Keko realized her feet had stopped walking right in the middle of a macadamia nut tree farm. He was doing it again. Griffin was making her veer off her path, steering her mind in directions it didn’t need to go, and he wasn’t even here.

With a violent shake of her head, she gritted out “Stop it!” and exorcised Griffin for good. She’d said her good-byes, and that was that.

FIVE

“I already know you don’t like it,” Griffin said, pulling out his old soldier’s vest from the back of the closet and tossing it on the bed, “so don’t even think about calling me ‘sir.’”

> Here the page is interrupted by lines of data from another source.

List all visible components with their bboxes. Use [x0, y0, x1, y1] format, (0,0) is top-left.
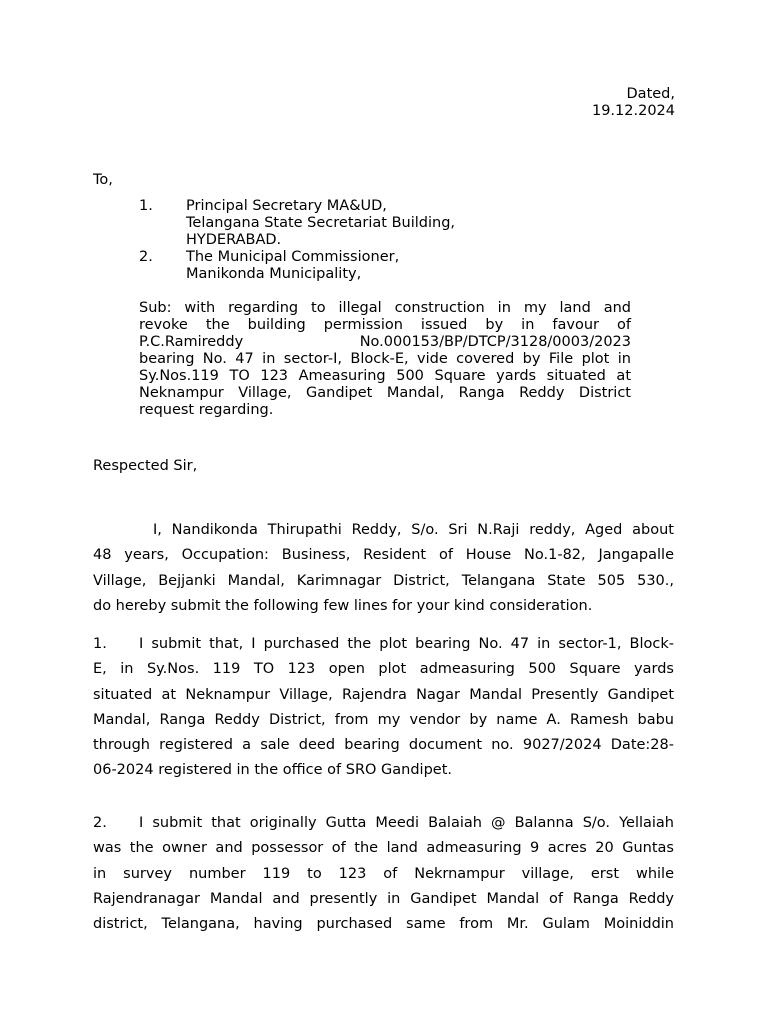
- subject-line: Neknampur Village, Gandipet Mandal, Ranga Reddy District: [139, 385, 631, 401]
- addressee-line: Telangana State Secretariat Building,: [186, 215, 456, 231]
- addressee-number: 1.: [139, 198, 153, 214]
- addressee-list: [139, 198, 455, 283]
- subject-line: Sub: with regarding to illegal construction in my land and: [139, 300, 631, 316]
- intro-line: do hereby submit the following few lines for your kind consideration.: [93, 597, 593, 614]
- paragraph-line: Mandal, Ranga Reddy District, from my vendor by name A. Ramesh babu: [93, 711, 674, 728]
- subject-line: request regarding.: [139, 402, 274, 418]
- intro-paragraph: [93, 518, 674, 619]
- paragraph-line: in survey number 119 to 123 of Nekrnampur village, erst while: [93, 865, 674, 882]
- date-label: Dated,: [626, 86, 675, 102]
- paragraph-line: situated at Neknampur Village, Rajendra Nagar Mandal Presently Gandipet: [93, 686, 674, 703]
- paragraph-line: 1. I submit that, I purchased the plot bearing No. 47 in sector-1, Block-: [93, 632, 674, 657]
- paragraph-line: was the owner and possessor of the land admeasuring 9 acres 20 Guntas: [93, 840, 674, 857]
- date-value: 19.12.2024: [591, 103, 675, 119]
- paragraph-line: 06-2024 registered in the office of SRO Gandipet.: [93, 762, 453, 779]
- intro-line: 48 years, Occupation: Business, Resident of House No.1-82, Jangapalle: [93, 547, 674, 564]
- subject-block: [139, 300, 631, 419]
- addressee-line: HYDERABAD.: [186, 232, 282, 248]
- paragraph-number: 2.: [93, 815, 107, 831]
- date-block: [592, 86, 675, 120]
- paragraph-line: E, in Sy.Nos. 119 TO 123 open plot admeasuring 500 Square yards: [93, 661, 674, 678]
- subject-line: Sy.Nos.119 TO 123 Ameasuring 500 Square yards situated at: [139, 368, 631, 384]
- intro-line: I, Nandikonda Thirupathi Reddy, S/o. Sri N.Raji reddy, Aged about: [153, 522, 674, 538]
- to-label: To,: [93, 172, 113, 188]
- intro-line: Village, Bejjanki Mandal, Karimnagar District, Telangana State 505 530.,: [93, 572, 674, 589]
- subject-line: revoke the building permission issued by in favour of: [139, 317, 631, 333]
- subject-line: P.C.Ramireddy No.000153/BP/DTCP/3128/0003/2023: [139, 334, 631, 350]
- paragraph-line: through registered a sale deed bearing document no. 9027/2024 Date:28-: [93, 737, 674, 754]
- paragraph-line: Rajendranagar Mandal and presently in Gandipet Mandal of Ranga Reddy: [93, 890, 674, 907]
- addressee-number: 2.: [139, 249, 153, 265]
- paragraph-number: 1.: [93, 636, 107, 652]
- addressee-item: [139, 198, 455, 249]
- salutation: Respected Sir,: [93, 458, 198, 474]
- subject-line: bearing No. 47 in sector-I, Block-E, vide covered by File plot in: [139, 351, 631, 367]
- paragraph-1: [93, 632, 674, 784]
- paragraph-2: [93, 811, 674, 937]
- addressee-line: The Municipal Commissioner,: [186, 249, 400, 265]
- addressee-item: [139, 249, 455, 283]
- addressee-line: Principal Secretary MA&UD,: [186, 198, 387, 214]
- paragraph-line: district, Telangana, having purchased same from Mr. Gulam Moiniddin: [93, 916, 674, 933]
- paragraph-line: 2. I submit that originally Gutta Meedi Balaiah @ Balanna S/o. Yellaiah: [93, 811, 674, 836]
- addressee-line: Manikonda Municipality,: [186, 266, 362, 282]
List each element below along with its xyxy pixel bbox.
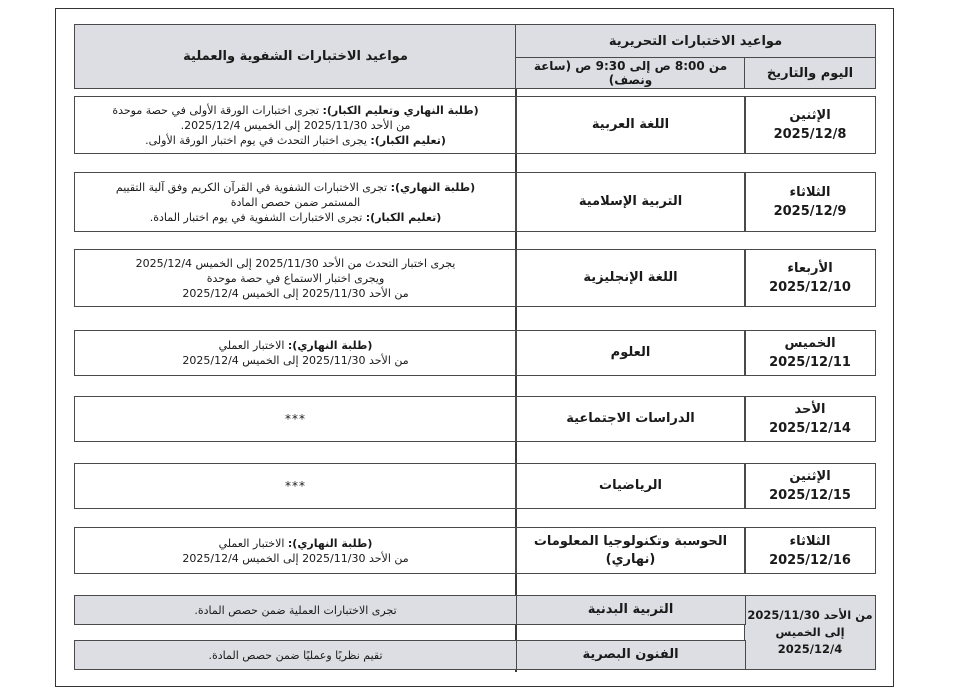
oral-line xyxy=(285,479,306,494)
day-date-cell xyxy=(744,527,876,574)
oral-practical-cell xyxy=(74,527,517,574)
oral-line xyxy=(182,551,408,566)
oral-line-text: المستمر ضمن حصص المادة xyxy=(230,195,361,209)
exam-date: 2025/12/10 xyxy=(769,280,851,295)
student-group-label: (تعليم الكبار): xyxy=(365,210,442,224)
oral-line-text: *** xyxy=(285,411,306,426)
oral-line xyxy=(219,338,373,353)
subject-visual-arts xyxy=(515,640,746,670)
oral-line-text: تجرى الاختبارات الشفوية في يوم اختبار المادة. xyxy=(149,210,366,224)
subject-name: التربية البدنية xyxy=(587,602,674,617)
oral-line xyxy=(207,271,385,286)
oral-line xyxy=(150,210,442,225)
day-date-cell xyxy=(744,396,876,442)
oral-line-text: من الأحد 2025/11/30 إلى الخميس 2025/12/4 xyxy=(182,551,409,565)
oral-practical-cell xyxy=(74,96,517,154)
day-date-cell xyxy=(744,249,876,307)
student-group-label: (طلبة النهاري): xyxy=(287,536,373,550)
oral-line xyxy=(136,256,456,271)
subject-name: العلوم xyxy=(610,345,651,360)
day-date-header-text: اليوم والتاريخ xyxy=(766,65,854,81)
oral-line xyxy=(181,118,411,133)
oral-line xyxy=(285,412,306,427)
oral-line-text: يجرى اختبار التحدث من الأحد 2025/11/30 إلى الخميس 2025/12/4 xyxy=(135,256,456,270)
oral-practical-cell xyxy=(74,172,517,232)
oral-line-text: الاختبار العملي xyxy=(218,536,288,550)
exam-date: 2025/12/15 xyxy=(769,488,851,503)
date-range-start: من الأحد 2025/11/30 xyxy=(747,608,873,622)
oral-line xyxy=(182,353,408,368)
oral-line xyxy=(182,286,408,301)
day-name: الأحد xyxy=(794,402,826,417)
written-exams-header xyxy=(515,24,876,59)
oral-line xyxy=(145,133,446,148)
subject-name: الرياضيات xyxy=(599,478,663,493)
day-name: الخميس xyxy=(784,336,836,351)
oral-practical-cell xyxy=(74,249,517,307)
oral-line-text: *** xyxy=(285,478,306,493)
oral-practical-header-text: مواعيد الاختبارات الشفوية والعملية xyxy=(183,49,408,64)
exam-date: 2025/12/11 xyxy=(769,355,851,370)
oral-practical-cell xyxy=(74,396,517,442)
oral-line xyxy=(112,103,478,118)
day-name: الإثنين xyxy=(789,108,831,123)
day-date-cell xyxy=(744,96,876,154)
day-name: الثلاثاء xyxy=(789,533,831,549)
day-date-cell xyxy=(744,330,876,376)
subject-cell xyxy=(515,96,746,154)
subject-name: اللغة العربية xyxy=(591,117,670,132)
subject-name: الحوسبة وتكنولوجيا المعلومات (نهاري) xyxy=(533,533,728,567)
oral-line-text: من الأحد 2025/11/30 إلى الخميس 2025/12/4 xyxy=(182,354,409,367)
date-range-end: إلى الخميس 2025/12/4 xyxy=(775,625,845,656)
subject-cell xyxy=(515,172,746,232)
exam-date: 2025/12/16 xyxy=(769,552,851,568)
oral-practical-header xyxy=(74,24,517,89)
oral-line-text: من الأحد 2025/11/30 إلى الخميس 2025/12/4 xyxy=(182,286,409,300)
day-name: الإثنين xyxy=(789,469,831,484)
subject-name: الفنون البصرية xyxy=(582,647,679,662)
oral-line xyxy=(116,180,475,195)
oral-line-text: تجرى الاختبارات الشفوية في القرآن الكريم وفق آلية التقييم xyxy=(115,180,391,194)
day-date-header xyxy=(744,57,876,89)
subject-name: الدراسات الاجتماعية xyxy=(566,411,695,426)
day-name: الثلاثاء xyxy=(789,185,831,200)
student-group-label: (طلبة النهاري): xyxy=(390,180,476,194)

David scowled from where he leaned a hip against the blond wood dresser. With a hand scraping through his hair, he turned his head to look out the long bank of windows framing the slope of Hyde Street, Alcatraz hazy in the distance.

“No backup,” David muttered. “No nothing. It sucks and it makes me look like a shitty head of security.”

“No, it doesn’t. Not when I’m ordering you to stand down. Not when, technically, no Ofarian knows where I am or what I’m doing. If anything, I’m the one who looks shitty, but I’m okay with that. Hell, I’m used to it.”

David pushed off the dresser, its legs scraping an inch on the hardwood floor. “At least let me put up some soldiers in Hilo. In case you need them.”